Other students of the Bible reason that if the four major rivers flowed out of the garden, then the garden itself must have been located far north of the Tigris–Euphrates civilization. They place the site in the mysterious northland of Armenia in present-day Turkey. This theory presumes that Gihon and Pison may not have been precise geographical designations, but rather vague descriptions of faraway places.

3. NORTHERN IRAN

British archeologist David Rohl claimed that Eden is a lush valley in Iran, located about 10 miles from the modern city of Tabriz. Rohl suggests that the Gihon and Pison are the Iranian rivers Araxes and Uizhun. He also identifies nearby Mt Sahand, a snow-capped extinct volcano, as the prophet Ezekiel’s Mountain of God.

4. ISRAEL

There are those who say that the garden of God must have been in the Holy Land and that the original river that flowed into the garden before it split into four separate rivers must have been the Jordan, which was longer in the days of Genesis. The Gihon would be the Nile, and Havilah would be the Arabian Peninsula. Some supporters of this theory go further, stating that Mt Moriah in Jerusalem was the heart of the Garden of Eden and that the entire garden included all of Jerusalem, Bethlehem and Mt Olivet.

5. EGYPT

Supporters of Egypt as the site of the Garden of Eden claim that only the Nile region meets the Genesis description of a land watered, not by rain, but by a mist rising from the ground, in that the Nile ran partially underground before surfacing in spring holes below the first cataract. The four world rivers, including the Tigris and Euphrates, are explained away as beginning far, far beyond the actual site of Paradise.

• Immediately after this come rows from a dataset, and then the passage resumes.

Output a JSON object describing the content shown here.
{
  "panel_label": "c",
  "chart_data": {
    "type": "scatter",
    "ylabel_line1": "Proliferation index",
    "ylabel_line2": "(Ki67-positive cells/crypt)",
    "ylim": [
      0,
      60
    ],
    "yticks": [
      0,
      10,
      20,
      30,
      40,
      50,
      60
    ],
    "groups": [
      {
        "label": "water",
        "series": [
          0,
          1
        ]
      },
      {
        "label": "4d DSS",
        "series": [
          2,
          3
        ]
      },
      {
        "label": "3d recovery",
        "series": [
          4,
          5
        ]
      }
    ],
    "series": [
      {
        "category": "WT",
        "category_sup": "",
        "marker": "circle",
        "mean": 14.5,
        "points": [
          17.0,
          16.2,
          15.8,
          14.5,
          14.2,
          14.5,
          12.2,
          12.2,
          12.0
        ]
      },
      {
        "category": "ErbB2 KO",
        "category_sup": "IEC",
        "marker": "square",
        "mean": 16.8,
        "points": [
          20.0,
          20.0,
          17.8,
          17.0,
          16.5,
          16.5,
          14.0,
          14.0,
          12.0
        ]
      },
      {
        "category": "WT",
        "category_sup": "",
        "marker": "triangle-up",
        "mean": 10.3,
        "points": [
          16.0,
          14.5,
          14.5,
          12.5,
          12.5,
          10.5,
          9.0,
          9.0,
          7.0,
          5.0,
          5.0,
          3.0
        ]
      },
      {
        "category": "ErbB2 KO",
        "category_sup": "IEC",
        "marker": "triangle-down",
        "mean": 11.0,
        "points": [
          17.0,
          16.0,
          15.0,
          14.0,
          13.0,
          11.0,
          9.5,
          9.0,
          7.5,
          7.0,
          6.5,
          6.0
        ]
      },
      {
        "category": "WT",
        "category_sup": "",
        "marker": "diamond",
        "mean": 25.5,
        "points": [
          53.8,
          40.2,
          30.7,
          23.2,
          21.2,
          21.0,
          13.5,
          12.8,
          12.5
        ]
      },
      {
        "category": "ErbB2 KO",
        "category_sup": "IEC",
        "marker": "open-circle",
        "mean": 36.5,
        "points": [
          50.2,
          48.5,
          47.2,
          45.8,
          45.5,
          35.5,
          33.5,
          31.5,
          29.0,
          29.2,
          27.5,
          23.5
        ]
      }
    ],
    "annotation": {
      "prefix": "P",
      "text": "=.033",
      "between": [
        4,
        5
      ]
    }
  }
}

6.-7. EAST AFRICA and JAVA

Since Adam and Eve were the first humans, and since the oldest human remains have been found in East Africa, many people conclude that the Garden of Eden must have been in Africa. Likewise, when archaeologists discovered the remains of Pithecanthropus in Java in 1891, they guessed that Java was the location of the Garden of Eden.

8. SINKIANG, CHINA

Tse Tsan Tai, in his work The Creation, the Real Situation of Eden, and the Origin of the Chinese (1914), presents a case for the garden being in Chinese Turkestan in the plateau of eastern Asia. He claims that the river that flowed through the garden was the Tarim, which has four tributaries flowing eastwards.